April 22, 2010 11:02
Sigall Bell M.D.An assistant professor of medicine at Harvard Medical School and a member of the Division of Infectious Diseases, Beth Israel Deaconess Medical Center. She is the director of the BIDMC travel medicine clinic and the mother of two young children.

Asked in a survey whether they thought vaccine decisions should be made by parents or government, focus group participants told political scientist Hank Jenkins-Smith they wanted to make their own decisions. Even those who agreed with vaccines wanted to be in charge. I'm not surprised. When it comes to my kids, I want to vote with my own feet too. And I do that with school choices, TV rules, video games, etc. But when you say "No" to vaccines for you, you are also saying "No," to some degree, for me.

We've long known that children in the same community belong to a shared pool of infection risk. If I pay insurance but you don't, both of our kids are at increased risk. This is because while very protective, vaccines are not 100% effective. Some children may not mount a full immune response after vaccination. Some children can't get vaccinated because they are not old enough or because they have underlying health conditions that preclude safe vaccination. If enough kids lack protective immunity and the illness enters the community, it's not just the unvaccinated child that gets sick. In fact it is often the vulnerable children who couldn't get vaccinated that are at greatest peril.

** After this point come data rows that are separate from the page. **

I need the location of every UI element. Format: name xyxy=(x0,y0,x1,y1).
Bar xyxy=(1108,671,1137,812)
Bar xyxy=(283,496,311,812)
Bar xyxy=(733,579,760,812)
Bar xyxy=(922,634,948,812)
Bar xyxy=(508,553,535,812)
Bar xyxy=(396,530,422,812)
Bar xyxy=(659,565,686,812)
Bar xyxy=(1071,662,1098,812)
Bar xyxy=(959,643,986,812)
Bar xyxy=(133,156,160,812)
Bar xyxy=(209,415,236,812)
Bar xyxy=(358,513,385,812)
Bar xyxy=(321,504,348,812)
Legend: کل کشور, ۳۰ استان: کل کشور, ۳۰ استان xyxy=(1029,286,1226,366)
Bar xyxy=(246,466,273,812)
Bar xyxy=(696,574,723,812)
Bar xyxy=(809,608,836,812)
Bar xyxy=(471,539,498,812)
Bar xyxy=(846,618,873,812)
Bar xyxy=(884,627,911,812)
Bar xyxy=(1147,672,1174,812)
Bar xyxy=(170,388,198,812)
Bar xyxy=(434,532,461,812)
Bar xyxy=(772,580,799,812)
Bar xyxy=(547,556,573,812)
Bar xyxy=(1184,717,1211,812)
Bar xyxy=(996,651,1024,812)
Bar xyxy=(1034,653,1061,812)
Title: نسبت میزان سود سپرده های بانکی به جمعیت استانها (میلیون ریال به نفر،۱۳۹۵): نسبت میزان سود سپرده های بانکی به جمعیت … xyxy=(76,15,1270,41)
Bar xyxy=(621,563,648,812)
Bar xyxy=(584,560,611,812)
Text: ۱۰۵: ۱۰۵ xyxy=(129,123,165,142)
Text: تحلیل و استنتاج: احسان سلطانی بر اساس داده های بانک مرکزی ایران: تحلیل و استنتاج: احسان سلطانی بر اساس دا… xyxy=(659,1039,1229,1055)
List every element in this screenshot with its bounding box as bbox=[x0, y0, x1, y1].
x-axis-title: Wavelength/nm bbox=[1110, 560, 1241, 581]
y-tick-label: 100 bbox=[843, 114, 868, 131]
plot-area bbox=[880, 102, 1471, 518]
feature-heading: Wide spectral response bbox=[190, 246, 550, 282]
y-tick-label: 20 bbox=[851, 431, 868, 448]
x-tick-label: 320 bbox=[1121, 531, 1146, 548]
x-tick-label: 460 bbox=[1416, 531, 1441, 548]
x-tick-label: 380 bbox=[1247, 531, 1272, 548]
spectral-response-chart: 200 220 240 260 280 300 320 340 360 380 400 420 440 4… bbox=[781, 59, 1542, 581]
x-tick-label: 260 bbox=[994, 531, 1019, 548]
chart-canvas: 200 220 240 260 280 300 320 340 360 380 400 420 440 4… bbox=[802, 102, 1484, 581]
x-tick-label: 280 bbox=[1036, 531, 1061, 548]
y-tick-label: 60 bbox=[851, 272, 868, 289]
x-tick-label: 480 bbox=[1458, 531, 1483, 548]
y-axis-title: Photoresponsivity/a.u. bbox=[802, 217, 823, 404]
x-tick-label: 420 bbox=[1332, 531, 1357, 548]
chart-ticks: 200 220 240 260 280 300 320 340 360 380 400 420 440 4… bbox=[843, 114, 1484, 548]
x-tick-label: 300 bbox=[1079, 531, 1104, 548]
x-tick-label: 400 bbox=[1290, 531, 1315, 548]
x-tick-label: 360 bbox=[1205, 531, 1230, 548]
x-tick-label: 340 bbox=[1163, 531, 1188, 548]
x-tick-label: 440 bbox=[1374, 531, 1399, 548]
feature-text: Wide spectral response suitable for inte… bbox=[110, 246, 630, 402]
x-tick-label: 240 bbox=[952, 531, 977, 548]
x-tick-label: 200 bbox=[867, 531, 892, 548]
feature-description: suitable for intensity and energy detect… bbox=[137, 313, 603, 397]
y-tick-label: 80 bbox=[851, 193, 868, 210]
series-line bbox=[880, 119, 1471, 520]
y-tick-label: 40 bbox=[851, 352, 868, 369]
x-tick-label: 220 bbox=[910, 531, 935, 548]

Now researchers tell us that so-called "herd immunity" travels even farther. A unique study published in JAMA a few weeks ago compared 22 small communities in Canada where kids were influenza vaccinated to 24 similar communities where they were not, examining rates of influenza in the whole community. Here's what they found: Total community influenza rates were more than double in the unvaccinated group. Immunization of children conferred a large (61%) protective effect for the entire community, providing clear-cut evidence that the benefit of vaccines extends beyond the recipient. Considering that approximately 30,000 people die each year in the US from influenza, this is not trivial.

So now we parents have yet another string of social responsibility to consider: if we forego vaccination for Bobby, what does this mean -- not only for Bobby's classmates -- but also for his grandmother?